Timur, elindeki tüm imkanları kullanarak Yıldırım Bayezid'i esir alır. Ankara savaşı yenilgisi ile başlayan esaret günlerine dayanamayan Yıldırım, kısa bir süre sonra 1403'te hastalanarak ölmüştür.
Ankara savaşı sonuçları Osmanlı Devleti için tam bir yıkım olmuştur. Savaşın etkisiyle;
- Anadolu paramparça olmuştur.
- Balkanlar'da toprak kaybedilmiştir.
- Bizans Devleti'nin bu savaş sebebi ile ömrü biraz daha uzamıştır.
- Timur'un geri çekilmesinden sonra, Yıldırım Bayezid'in çocukları arasında taht kavgaları başlamış ve Fetret devri yaşanmıştır.
- Anadolu beyliklerinin yeniden kurulması ile, Anadolu birliği bozulmuştur.
Yıldırım Bayezid'in Vefatı
Timur'un fetihnamesine göre Ankara Savaşı'nın bitiminde Bayezid bir gürz darbesiyle atından düşürülüp yakalanmış ve "Ben sultan Bayezid'im. Beni sağ olarak hükümdarınıza götürünüz." demesi üzerine elleri bağlı olarak Timur'un çadırına götürülmüştür. Timur tarafından şahsen Bayezid'ın iyi karşılandığı belirtilmiştir. Yıldırım'ın oğulları Mustafa Çelebi ve Musa Çelebi de aynı savaşta tutsak düşmüşlerdir.
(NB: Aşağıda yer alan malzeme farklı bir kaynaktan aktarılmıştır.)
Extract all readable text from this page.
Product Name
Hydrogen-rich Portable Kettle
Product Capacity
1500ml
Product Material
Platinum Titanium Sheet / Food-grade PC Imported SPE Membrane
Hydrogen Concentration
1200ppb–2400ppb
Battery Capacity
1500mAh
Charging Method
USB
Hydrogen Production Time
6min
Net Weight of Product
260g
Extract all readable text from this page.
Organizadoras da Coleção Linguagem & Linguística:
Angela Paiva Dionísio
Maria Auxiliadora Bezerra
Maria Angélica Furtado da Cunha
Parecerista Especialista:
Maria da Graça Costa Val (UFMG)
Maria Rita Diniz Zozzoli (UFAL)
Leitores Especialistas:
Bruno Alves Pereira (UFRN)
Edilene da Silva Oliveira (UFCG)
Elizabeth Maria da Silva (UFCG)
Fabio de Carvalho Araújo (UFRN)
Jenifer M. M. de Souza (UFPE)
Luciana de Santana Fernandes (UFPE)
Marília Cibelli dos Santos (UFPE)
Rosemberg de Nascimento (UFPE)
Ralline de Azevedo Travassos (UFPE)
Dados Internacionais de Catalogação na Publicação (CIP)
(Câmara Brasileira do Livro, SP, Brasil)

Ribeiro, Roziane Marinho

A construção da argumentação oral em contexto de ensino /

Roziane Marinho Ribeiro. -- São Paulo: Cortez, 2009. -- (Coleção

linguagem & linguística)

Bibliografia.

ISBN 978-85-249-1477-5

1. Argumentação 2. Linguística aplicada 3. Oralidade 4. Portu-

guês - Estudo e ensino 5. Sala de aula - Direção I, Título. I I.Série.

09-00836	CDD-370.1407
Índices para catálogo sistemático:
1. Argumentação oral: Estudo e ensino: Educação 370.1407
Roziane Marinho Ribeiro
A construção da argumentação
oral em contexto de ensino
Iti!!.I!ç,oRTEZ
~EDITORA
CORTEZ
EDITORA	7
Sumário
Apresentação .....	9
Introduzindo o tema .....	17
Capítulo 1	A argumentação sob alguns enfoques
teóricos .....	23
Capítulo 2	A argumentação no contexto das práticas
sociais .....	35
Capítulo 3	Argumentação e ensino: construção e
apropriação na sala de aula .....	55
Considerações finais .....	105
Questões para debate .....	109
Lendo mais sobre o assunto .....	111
Timur, Bursa, İznik ve İzmir'i ele geçirmiş ve yağmalamıştır. Sekiz ay kadar Anadolu'da kalan Timur, gittiği her yere Yıldırım Beyazid'i de götürmüştür. Bu esarete daha fazla dayanamayan Yıldırım Beyazid, 8 Mart 1403'te Akşehir'de hastalanmış ve hayatını kaybetmiştir. Ölüm şekliyle ilgili farklı rivayetler de vardır.
Yıldırım Bayezid'in naaşı geçici olarak Akşehir'de Seyyid Mahmud Hayrani'nin türbesine defnedilmiştir. Ancak, Musa Çelebi'ye babası Yıldırım'ın naaşını alıp Bursa'ya birlikte götürmesi buyruğu verilmiştir. Bazı kaynaklara göre cenaze Musa Çelebi tarafından Bursa'ya getirilmiş ve Yıldırım Camii yanındaki türbesine gömülmüştür. Diğer kaynaklar ise Musa Çelebi'nin babasının naaşını mumyalanmış olarak Germiyanoğlu Yakup Bey'e Kütahya'ya getirdiğini; burada naaşın saklandığını ve 1404'te Çelebi Mehmed tarafından Bursa'ya getirilerek türbesine gömüldüğü yazılıdır.